Dedeoğlu çarşıdaki iş yerinden namaza Ulu camiye gittiği için orada gördüğü küçük çeşmeden cemaatin abdest almak için sıra beklemesi onun gücüne gitmiş hemen bir usta bularak kendi yazıhanesinde şeklini çizdiği bunu İzmir’de bir camide görmüş ortası su deposu kenarlarında çok su muslukları olan bir Şadırvan şekli çizerek usta ile pazarlığını yaparak yapılmasını sağlamıştır. Cami cemaati yardım etmek istediyse de fiyatını söylememiş param yetti siz başka işlerde kullanın diye cevap vermiş. Ulu caminin depremden gördüğü zararlarda da maddi yardımlar yapmıştır.

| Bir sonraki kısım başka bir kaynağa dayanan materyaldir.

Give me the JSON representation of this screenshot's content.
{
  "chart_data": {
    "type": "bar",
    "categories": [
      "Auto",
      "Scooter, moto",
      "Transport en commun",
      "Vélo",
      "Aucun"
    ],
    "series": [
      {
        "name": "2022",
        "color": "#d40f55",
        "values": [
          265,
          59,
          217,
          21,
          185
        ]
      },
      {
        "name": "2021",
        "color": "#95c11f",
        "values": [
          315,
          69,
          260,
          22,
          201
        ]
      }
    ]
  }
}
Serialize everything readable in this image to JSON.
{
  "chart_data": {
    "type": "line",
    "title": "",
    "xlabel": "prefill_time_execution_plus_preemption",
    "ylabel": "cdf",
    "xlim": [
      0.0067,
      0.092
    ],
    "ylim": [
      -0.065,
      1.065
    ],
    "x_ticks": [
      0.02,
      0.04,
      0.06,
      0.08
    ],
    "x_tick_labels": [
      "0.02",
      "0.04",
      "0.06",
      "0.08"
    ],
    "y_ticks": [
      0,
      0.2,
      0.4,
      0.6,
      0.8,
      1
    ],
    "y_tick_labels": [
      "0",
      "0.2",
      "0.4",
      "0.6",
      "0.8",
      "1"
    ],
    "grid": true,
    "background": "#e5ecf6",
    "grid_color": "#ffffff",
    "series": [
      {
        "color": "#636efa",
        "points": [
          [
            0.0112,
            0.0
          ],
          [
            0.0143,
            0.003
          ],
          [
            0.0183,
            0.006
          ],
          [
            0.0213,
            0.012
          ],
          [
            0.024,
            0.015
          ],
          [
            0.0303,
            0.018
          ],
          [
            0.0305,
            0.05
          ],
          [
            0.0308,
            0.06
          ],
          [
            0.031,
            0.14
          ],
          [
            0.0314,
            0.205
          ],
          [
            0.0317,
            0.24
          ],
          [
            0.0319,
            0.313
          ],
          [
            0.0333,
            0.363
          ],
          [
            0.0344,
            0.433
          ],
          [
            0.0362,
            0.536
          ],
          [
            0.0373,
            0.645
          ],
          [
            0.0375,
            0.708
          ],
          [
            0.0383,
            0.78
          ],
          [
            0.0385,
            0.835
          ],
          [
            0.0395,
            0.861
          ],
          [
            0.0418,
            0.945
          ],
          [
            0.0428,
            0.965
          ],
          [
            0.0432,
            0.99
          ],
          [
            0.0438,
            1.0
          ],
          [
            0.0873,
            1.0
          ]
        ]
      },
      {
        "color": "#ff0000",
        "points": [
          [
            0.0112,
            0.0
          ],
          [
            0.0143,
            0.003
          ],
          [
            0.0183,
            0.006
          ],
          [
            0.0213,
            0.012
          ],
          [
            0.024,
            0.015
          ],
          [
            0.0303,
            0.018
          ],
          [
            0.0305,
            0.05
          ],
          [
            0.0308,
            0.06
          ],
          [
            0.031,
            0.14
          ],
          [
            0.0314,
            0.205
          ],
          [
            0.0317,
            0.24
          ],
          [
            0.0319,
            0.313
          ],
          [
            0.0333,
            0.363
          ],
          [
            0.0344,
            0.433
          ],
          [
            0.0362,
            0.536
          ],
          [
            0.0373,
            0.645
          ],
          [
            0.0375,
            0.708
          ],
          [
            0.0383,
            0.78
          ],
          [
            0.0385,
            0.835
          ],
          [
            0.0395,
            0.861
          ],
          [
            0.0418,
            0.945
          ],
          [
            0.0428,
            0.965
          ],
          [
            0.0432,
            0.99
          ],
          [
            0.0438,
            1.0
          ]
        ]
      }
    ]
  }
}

Cami yapımı onun vefat ettiği 1948 yılına kadar sürdüğü için teravih namazlarını evin büyük salonunda kılınması devam etmiş aynı yıl cami açılmış.Çini Molla Hacı Mustafa Dedeoğlu Kurtuluş savaşı sırasında askeriyeye büyük katkıları olmuştur.Kendisine Atatürk’ün emri ile Cumhuriyetin 10.yıl kutlamalarının yapıldığı 29 Ekim 1933 günü Uçak Şildi ve bir Gümüş madalya törende garnizon komutanı tarafından verilmiştir.
Dedeoğlu Mustafa Şefika Hanımla evlenmiş. Ondan Nuri, Hacı, Sultan ismini verdiği çocukları olmuş. Şefika Hanım İlçede görülen kolera hastalığına yakalanınca kurtulamamış. Hacı daha sonra Hamdiye Hanımla ikinci evliliğini yapmış. Bu evlilikten de Mehmet, Yılmaz, kızları İhsaniye, Şükran, Hatice ve Şadan ismini verdiği çocukları olmuştur.
Dinar’ın Çini Molla lakabıyla tanınan Hac görevinden sonra Hacı Mustafa Dedeoğlu adıyla bilinen bu büyüğümüz 1948 yılında vefat etmiş.Dedeoğlu evleri el değiştirse de,Bıraktığı Un Fabrikasından makine sesleri gelmese de,kapılarında asma kilit olsa da yanı başına fabrika ustası için yaptırdığı evi de ve bazı kurnalarından suları akmasa da yaptırdığı bir çok DEDEOĞLU ÇEŞMELERİ GÜRÜL GÜRÜL YAZ KIŞ DEMEDEN AKMAKTA VE AYAKTA DİMDİK DURMAKTADIR.Mahallesindeki eski ve yeni komşuları onun suyunu içmekte ve kullanmaktadır.Ruhun Şad olsun.Nur içinde yat Mustafa Dedem.Seni unutmadık unutmayacağız.İnşallah terk edilen bu eserinin bir müze haline dönüşmesini biz göremesek de yeni nesil görür diyorum.